Les subventions aux agriculteurs : remettons les pendules à l’heure

Winnipeg (Manitoba), 22 mars 2001 – Les manifestations d’agriculteurs de ces dernières semaines n’ont pas manqué d’attirer l’attention de quelques journalistes et commentateurs urbains. Or la CCB considère que bon nombre des principales agences de presse ne sont pas bien renseignées et par conséquent que le public au Canada est mal informé. La presse en général ne traduit pas comme il faut la façon dont les programmes de subvention ni les revenus agricoles sont calculés.

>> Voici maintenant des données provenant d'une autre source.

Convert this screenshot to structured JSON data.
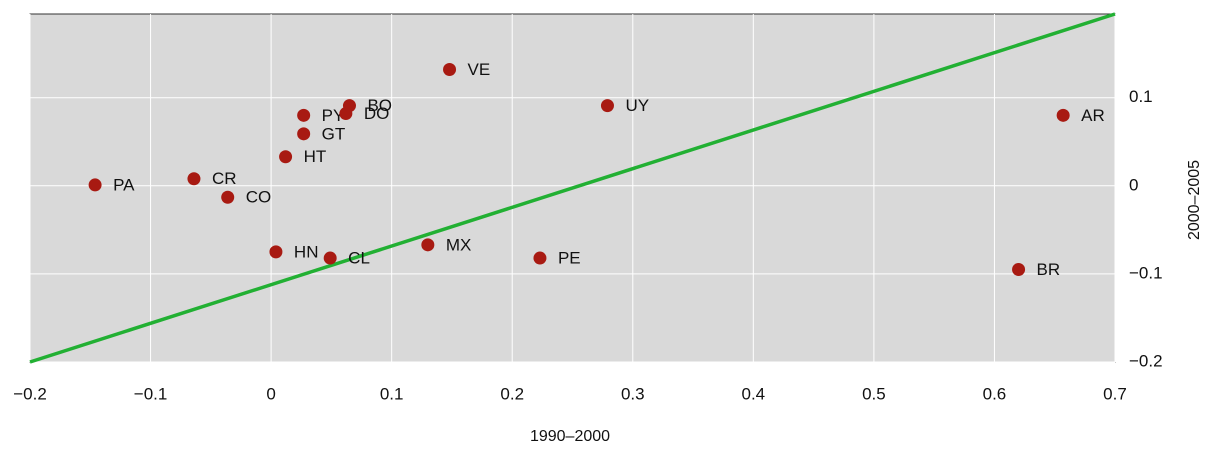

Ken Ritter est président du conseil d’administration de la CCB; il dit que « les difficultés financières que connaissent les producteurs de grains au Canada sont graves et tangibles ». Pour l’essentiel, ces difficultés financières que connaissent les producteurs canadiens proviennent de la politique économique d’autres pays, dont les taux de subvention aux agriculteurs sont nettement supérieurs à ceux pratiqués au Canada. Exemple : en 1999, la part des subventions dans le revenu brut des producteurs de blé américains s’élevait à 46 % ; en Europe, ce taux atteignait 58 % du revenu brut des agriculteurs. Et Ken Ritter de constater « qu’en comparaison, la part de subventions dans le revenu brut des producteurs de blé canadiens ne représente que 11 %. » Ces chiffres sont ceux de l’OCDE – Organisation internationale de coopération et de développement économiques.

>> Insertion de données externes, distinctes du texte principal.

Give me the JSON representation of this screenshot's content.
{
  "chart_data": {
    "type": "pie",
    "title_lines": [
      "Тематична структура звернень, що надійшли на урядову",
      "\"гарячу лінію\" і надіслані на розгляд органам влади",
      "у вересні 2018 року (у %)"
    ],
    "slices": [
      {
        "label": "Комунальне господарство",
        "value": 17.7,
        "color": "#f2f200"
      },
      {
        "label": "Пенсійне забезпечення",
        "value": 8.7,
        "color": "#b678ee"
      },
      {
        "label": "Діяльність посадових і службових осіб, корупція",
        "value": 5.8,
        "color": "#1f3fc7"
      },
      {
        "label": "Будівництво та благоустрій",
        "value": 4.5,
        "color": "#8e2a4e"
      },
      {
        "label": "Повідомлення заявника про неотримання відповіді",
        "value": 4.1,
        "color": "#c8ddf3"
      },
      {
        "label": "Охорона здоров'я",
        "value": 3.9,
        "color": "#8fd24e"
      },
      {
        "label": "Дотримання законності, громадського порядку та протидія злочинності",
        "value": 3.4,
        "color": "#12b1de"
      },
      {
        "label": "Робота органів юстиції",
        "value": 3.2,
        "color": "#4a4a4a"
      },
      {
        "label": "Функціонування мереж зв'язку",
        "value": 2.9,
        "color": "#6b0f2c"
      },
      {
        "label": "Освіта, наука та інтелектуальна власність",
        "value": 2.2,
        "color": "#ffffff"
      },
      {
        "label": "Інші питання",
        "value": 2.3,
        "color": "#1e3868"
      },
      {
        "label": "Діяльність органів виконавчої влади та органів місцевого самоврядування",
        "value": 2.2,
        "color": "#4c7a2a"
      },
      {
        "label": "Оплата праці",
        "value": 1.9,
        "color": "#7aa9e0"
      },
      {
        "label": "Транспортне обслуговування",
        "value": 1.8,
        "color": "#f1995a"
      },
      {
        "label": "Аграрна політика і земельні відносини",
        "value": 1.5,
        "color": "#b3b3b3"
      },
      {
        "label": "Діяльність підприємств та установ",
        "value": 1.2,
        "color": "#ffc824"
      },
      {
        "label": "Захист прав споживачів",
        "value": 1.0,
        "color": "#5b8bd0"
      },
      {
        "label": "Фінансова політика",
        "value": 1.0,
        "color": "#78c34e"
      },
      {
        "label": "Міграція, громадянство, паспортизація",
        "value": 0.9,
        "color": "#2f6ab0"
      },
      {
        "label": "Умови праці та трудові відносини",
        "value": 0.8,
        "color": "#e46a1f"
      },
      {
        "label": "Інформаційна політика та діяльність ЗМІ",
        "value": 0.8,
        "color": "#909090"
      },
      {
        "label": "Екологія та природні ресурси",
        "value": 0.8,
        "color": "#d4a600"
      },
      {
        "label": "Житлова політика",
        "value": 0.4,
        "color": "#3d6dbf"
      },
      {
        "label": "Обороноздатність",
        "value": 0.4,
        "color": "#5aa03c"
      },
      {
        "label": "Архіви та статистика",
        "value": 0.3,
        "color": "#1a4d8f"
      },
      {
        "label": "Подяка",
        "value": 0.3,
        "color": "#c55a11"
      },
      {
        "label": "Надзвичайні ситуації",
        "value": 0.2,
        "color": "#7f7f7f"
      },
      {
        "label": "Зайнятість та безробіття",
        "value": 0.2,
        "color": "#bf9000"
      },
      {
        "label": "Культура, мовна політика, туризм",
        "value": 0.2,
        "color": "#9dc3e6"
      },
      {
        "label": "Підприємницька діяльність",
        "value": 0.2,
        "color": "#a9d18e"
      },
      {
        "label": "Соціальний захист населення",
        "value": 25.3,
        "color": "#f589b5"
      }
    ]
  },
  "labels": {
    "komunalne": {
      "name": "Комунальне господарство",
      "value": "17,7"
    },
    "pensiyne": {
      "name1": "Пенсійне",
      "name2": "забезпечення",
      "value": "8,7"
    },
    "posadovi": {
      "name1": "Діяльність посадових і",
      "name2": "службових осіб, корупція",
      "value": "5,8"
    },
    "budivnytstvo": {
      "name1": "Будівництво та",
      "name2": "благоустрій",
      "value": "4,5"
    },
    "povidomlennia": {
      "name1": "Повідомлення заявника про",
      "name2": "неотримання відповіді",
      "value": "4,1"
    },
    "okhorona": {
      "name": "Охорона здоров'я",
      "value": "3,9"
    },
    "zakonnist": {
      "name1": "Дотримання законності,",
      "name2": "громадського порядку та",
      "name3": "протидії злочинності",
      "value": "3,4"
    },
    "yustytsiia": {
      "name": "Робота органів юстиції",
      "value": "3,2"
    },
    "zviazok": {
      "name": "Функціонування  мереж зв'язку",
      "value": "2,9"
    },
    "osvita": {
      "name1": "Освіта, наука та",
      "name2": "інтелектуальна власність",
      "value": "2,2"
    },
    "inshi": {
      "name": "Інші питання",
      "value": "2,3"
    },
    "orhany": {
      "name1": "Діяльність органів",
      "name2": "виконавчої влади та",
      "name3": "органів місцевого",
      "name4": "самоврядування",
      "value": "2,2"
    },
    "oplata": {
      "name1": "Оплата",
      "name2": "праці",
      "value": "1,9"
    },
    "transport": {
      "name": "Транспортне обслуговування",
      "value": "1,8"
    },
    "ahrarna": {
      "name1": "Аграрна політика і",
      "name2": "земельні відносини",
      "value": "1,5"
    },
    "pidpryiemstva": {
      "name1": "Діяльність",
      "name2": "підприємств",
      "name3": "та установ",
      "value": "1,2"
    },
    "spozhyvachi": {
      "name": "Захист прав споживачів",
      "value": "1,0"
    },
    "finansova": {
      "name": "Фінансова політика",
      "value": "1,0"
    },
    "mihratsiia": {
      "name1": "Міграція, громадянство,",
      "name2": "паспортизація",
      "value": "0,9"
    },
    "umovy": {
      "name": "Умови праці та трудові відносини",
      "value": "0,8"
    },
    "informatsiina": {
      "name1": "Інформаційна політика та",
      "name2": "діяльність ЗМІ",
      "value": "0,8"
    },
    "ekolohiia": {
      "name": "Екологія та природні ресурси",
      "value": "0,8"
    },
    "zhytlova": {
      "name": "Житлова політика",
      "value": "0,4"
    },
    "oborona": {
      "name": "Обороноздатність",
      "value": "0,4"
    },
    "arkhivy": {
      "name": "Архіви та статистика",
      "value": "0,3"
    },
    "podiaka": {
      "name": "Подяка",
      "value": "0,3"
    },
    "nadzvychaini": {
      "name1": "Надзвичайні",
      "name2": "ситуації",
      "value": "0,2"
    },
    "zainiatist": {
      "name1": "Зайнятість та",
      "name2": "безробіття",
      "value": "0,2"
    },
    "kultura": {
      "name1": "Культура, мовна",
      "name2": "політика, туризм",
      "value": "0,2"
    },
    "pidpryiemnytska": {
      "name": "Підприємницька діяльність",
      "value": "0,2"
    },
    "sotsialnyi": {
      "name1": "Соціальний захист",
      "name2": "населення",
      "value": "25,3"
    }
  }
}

Malheureusement, la comparaison qu’établissent certaines agences de presse se situe au niveau du taux de subventions du gouvernement en proportion du revenu net des agriculteurs, une fois qu’ils ont payé leurs frais. Cette comparaison est inadéquate et ne rend pas compte de la réalité. Le taux de subventions accordées par le gouvernement ne paraîtra effectivement élevé que parce que les coûts d’exploitation sont si élevés et les prix mondiaux si bas.

« Tout ce que nous demandons », ajoute Ken Ritter, « c’est un taux de subventions qui nous permette de concurrencer à armes égales nos collègues américains ou européens. »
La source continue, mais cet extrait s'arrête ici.